Voici un moment déjà que je souhaitais partager ce très beau texte sur les biliothèques signé Hervé Guibert. Il s'agit d'un extrait d'une brochure publiée à l'occasion du Xème anniversaire du Centre Georges Pompidou, en 1987, et jamais rééditée depuis :
« Dans la gare italienne, anonymes parmi les voyageurs, s’entrecroisent ceux qui n’ont d’autres destinations que l’épuisement ou la faim, le désœuvrement, la concupiscence de petits larcins ou d’assouvissements biscornus, le recueillement aussi : dans son architecture, de la salle des pas-perdus aux salles d’attente, de la chapelle aux alcôves d’aisance, elle ménage des trajectoires de répit et de bonheur clandestin. Dans un temple japonais, celui dit de la mousse, à Kyôto, les moines sont les gardiens des vœux que leur confient les visiteurs du monde entier : leur forteresse semble n’avoir été construite que pour préserver ces liasses de parchemin compressées sous l’autel, comme un coffre-fort des secrets de l’univers, une banque de souhaits : l’année durant, sans commettre l’indiscrétion de les déchiffrer, les moines du temple de la mousse ne font que se concentrer pour qu’ils s’accomplissent.

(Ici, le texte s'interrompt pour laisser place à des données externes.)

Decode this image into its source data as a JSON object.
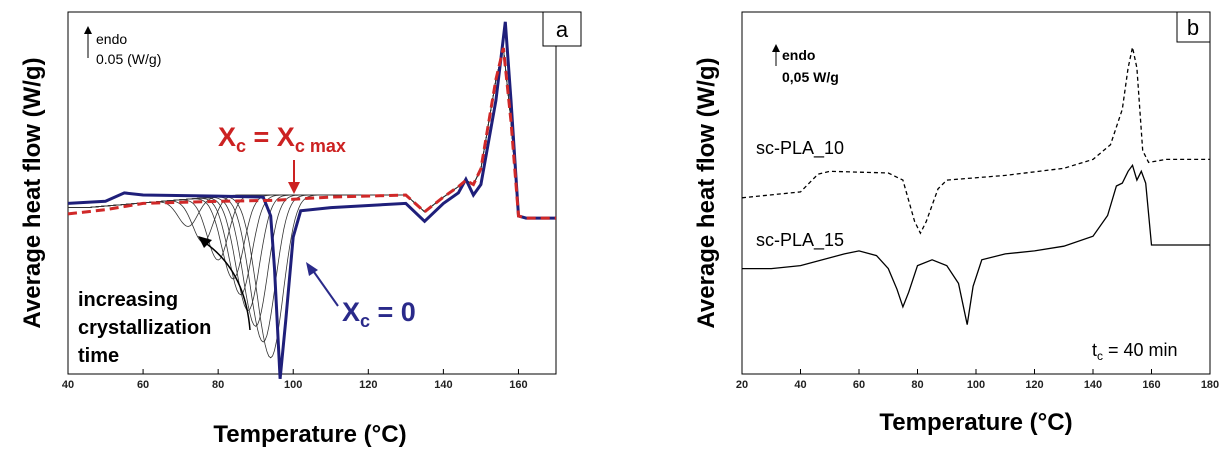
{
  "chart_data": [
    {
      "type": "line",
      "panel_label": "a",
      "xlabel": "Temperature (°C)",
      "ylabel": "Average heat flow (W/g)",
      "xlim": [
        40,
        170
      ],
      "x_ticks": [
        "40",
        "60",
        "80",
        "100",
        "120",
        "140",
        "160"
      ],
      "scale_bar": {
        "direction": "endo",
        "value": "0.05 (W/g)"
      },
      "annotations": {
        "xc_max": {
          "prefix": "X",
          "sub": "c",
          "eq": " = X",
          "sub2": "c max"
        },
        "xc_zero": {
          "prefix": "X",
          "sub": "c",
          "eq": " = 0"
        },
        "arrow_note": [
          "increasing",
          "crystallization",
          "time"
        ]
      },
      "colors": {
        "xc_zero": "#1f1f7a",
        "xc_max": "#d02828",
        "intermediate": "#333333"
      },
      "series": [
        {
          "name": "X_c = 0",
          "min_x": 96.5,
          "points": [
            [
              40,
              0.012
            ],
            [
              50,
              0.014
            ],
            [
              55,
              0.022
            ],
            [
              60,
              0.02
            ],
            [
              80,
              0.019
            ],
            [
              92,
              0.018
            ],
            [
              94,
              0.0
            ],
            [
              95,
              -0.05
            ],
            [
              96.5,
              -0.155
            ],
            [
              98,
              -0.1
            ],
            [
              100,
              -0.02
            ],
            [
              102,
              0.005
            ],
            [
              110,
              0.008
            ],
            [
              130,
              0.012
            ],
            [
              135,
              -0.005
            ],
            [
              140,
              0.012
            ],
            [
              144,
              0.022
            ],
            [
              146,
              0.035
            ],
            [
              148,
              0.02
            ],
            [
              150,
              0.03
            ],
            [
              154,
              0.11
            ],
            [
              156.5,
              0.185
            ],
            [
              158,
              0.11
            ],
            [
              160,
              0.0
            ],
            [
              162,
              -0.002
            ],
            [
              170,
              -0.002
            ]
          ]
        },
        {
          "name": "X_c = X_c max",
          "points": [
            [
              40,
              0.002
            ],
            [
              50,
              0.006
            ],
            [
              60,
              0.012
            ],
            [
              80,
              0.014
            ],
            [
              95,
              0.015
            ],
            [
              110,
              0.018
            ],
            [
              130,
              0.02
            ],
            [
              135,
              0.004
            ],
            [
              140,
              0.018
            ],
            [
              144,
              0.028
            ],
            [
              146,
              0.034
            ],
            [
              148,
              0.03
            ],
            [
              150,
              0.045
            ],
            [
              154,
              0.13
            ],
            [
              156,
              0.16
            ],
            [
              158,
              0.09
            ],
            [
              160,
              0.0
            ],
            [
              162,
              -0.002
            ],
            [
              170,
              -0.002
            ]
          ]
        }
      ],
      "intermediate_mins": [
        [
          72,
          -0.01
        ],
        [
          76,
          -0.025
        ],
        [
          80,
          -0.042
        ],
        [
          84,
          -0.06
        ],
        [
          86,
          -0.075
        ],
        [
          88,
          -0.09
        ],
        [
          90,
          -0.105
        ],
        [
          92,
          -0.12
        ],
        [
          94,
          -0.135
        ]
      ]
    },
    {
      "type": "line",
      "panel_label": "b",
      "xlabel": "Temperature (°C)",
      "ylabel": "Average heat flow (W/g)",
      "xlim": [
        20,
        180
      ],
      "x_ticks": [
        "20",
        "40",
        "60",
        "80",
        "100",
        "120",
        "140",
        "160",
        "180"
      ],
      "scale_bar": {
        "direction": "endo",
        "value": "0,05 W/g"
      },
      "tc_label": {
        "prefix": "t",
        "sub": "c",
        "rest": " = 40 min"
      },
      "series": [
        {
          "name": "sc-PLA_10",
          "style": "dashed",
          "points": [
            [
              20,
              -0.02
            ],
            [
              40,
              -0.01
            ],
            [
              46,
              0.02
            ],
            [
              50,
              0.025
            ],
            [
              70,
              0.022
            ],
            [
              75,
              0.01
            ],
            [
              79,
              -0.06
            ],
            [
              81,
              -0.08
            ],
            [
              83,
              -0.06
            ],
            [
              87,
              -0.005
            ],
            [
              90,
              0.01
            ],
            [
              110,
              0.018
            ],
            [
              130,
              0.03
            ],
            [
              140,
              0.045
            ],
            [
              146,
              0.07
            ],
            [
              150,
              0.13
            ],
            [
              152,
              0.2
            ],
            [
              153.5,
              0.235
            ],
            [
              155,
              0.2
            ],
            [
              157,
              0.06
            ],
            [
              159,
              0.04
            ],
            [
              165,
              0.045
            ],
            [
              180,
              0.045
            ]
          ]
        },
        {
          "name": "sc-PLA_15",
          "style": "solid",
          "points": [
            [
              20,
              -0.14
            ],
            [
              30,
              -0.14
            ],
            [
              40,
              -0.135
            ],
            [
              55,
              -0.115
            ],
            [
              60,
              -0.11
            ],
            [
              66,
              -0.118
            ],
            [
              70,
              -0.14
            ],
            [
              73,
              -0.175
            ],
            [
              75,
              -0.205
            ],
            [
              77,
              -0.18
            ],
            [
              80,
              -0.135
            ],
            [
              85,
              -0.125
            ],
            [
              90,
              -0.135
            ],
            [
              94,
              -0.165
            ],
            [
              97,
              -0.235
            ],
            [
              99,
              -0.17
            ],
            [
              102,
              -0.125
            ],
            [
              110,
              -0.115
            ],
            [
              120,
              -0.11
            ],
            [
              130,
              -0.102
            ],
            [
              140,
              -0.085
            ],
            [
              145,
              -0.05
            ],
            [
              148,
              0.0
            ],
            [
              150,
              0.005
            ],
            [
              152,
              0.025
            ],
            [
              153.5,
              0.035
            ],
            [
              155,
              0.01
            ],
            [
              156.5,
              0.025
            ],
            [
              158,
              0.005
            ],
            [
              160,
              -0.1
            ],
            [
              165,
              -0.1
            ],
            [
              180,
              -0.1
            ]
          ]
        }
      ]
    }
  ]
}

Il y a quelque chose de la gare italienne, et de ce temple japonais, dans le Centre Georges Pompidou. Les messages sans nombre recelés par la Bibliothèque publique d’information, que viennent consulter par milliers des visiteurs d’occasion ou d’habitude, ressemblent à ces vœux gérés par les moines japonais. Poètes, journalistes, hommes de science, écrivains ont abandonné dans ces millions de volumes vérités et mensonges tapis dans les nervures du papier pour mieux se prêter à la réanimation. Cette bibliothèque est un lieu d’égalité, d’un rêve commun : celui de la découverte de soi, et de ses aventures. Les arrogances sont débusquées aux portillons électroniques. Les analphabètes peuvent bien fraterniser avec les savants : ils ne seront pas démasqués. Les uns et les autres pourront même lire les yeux fermés. Un homme a la tête penchée sur un album illustré où est écrit en gros : LES ASTEROIDES ; personne ne se moquera de lui, son rêve le sacre étudiant des astres. »
Hervé Guibert, L’œuvre sans fin.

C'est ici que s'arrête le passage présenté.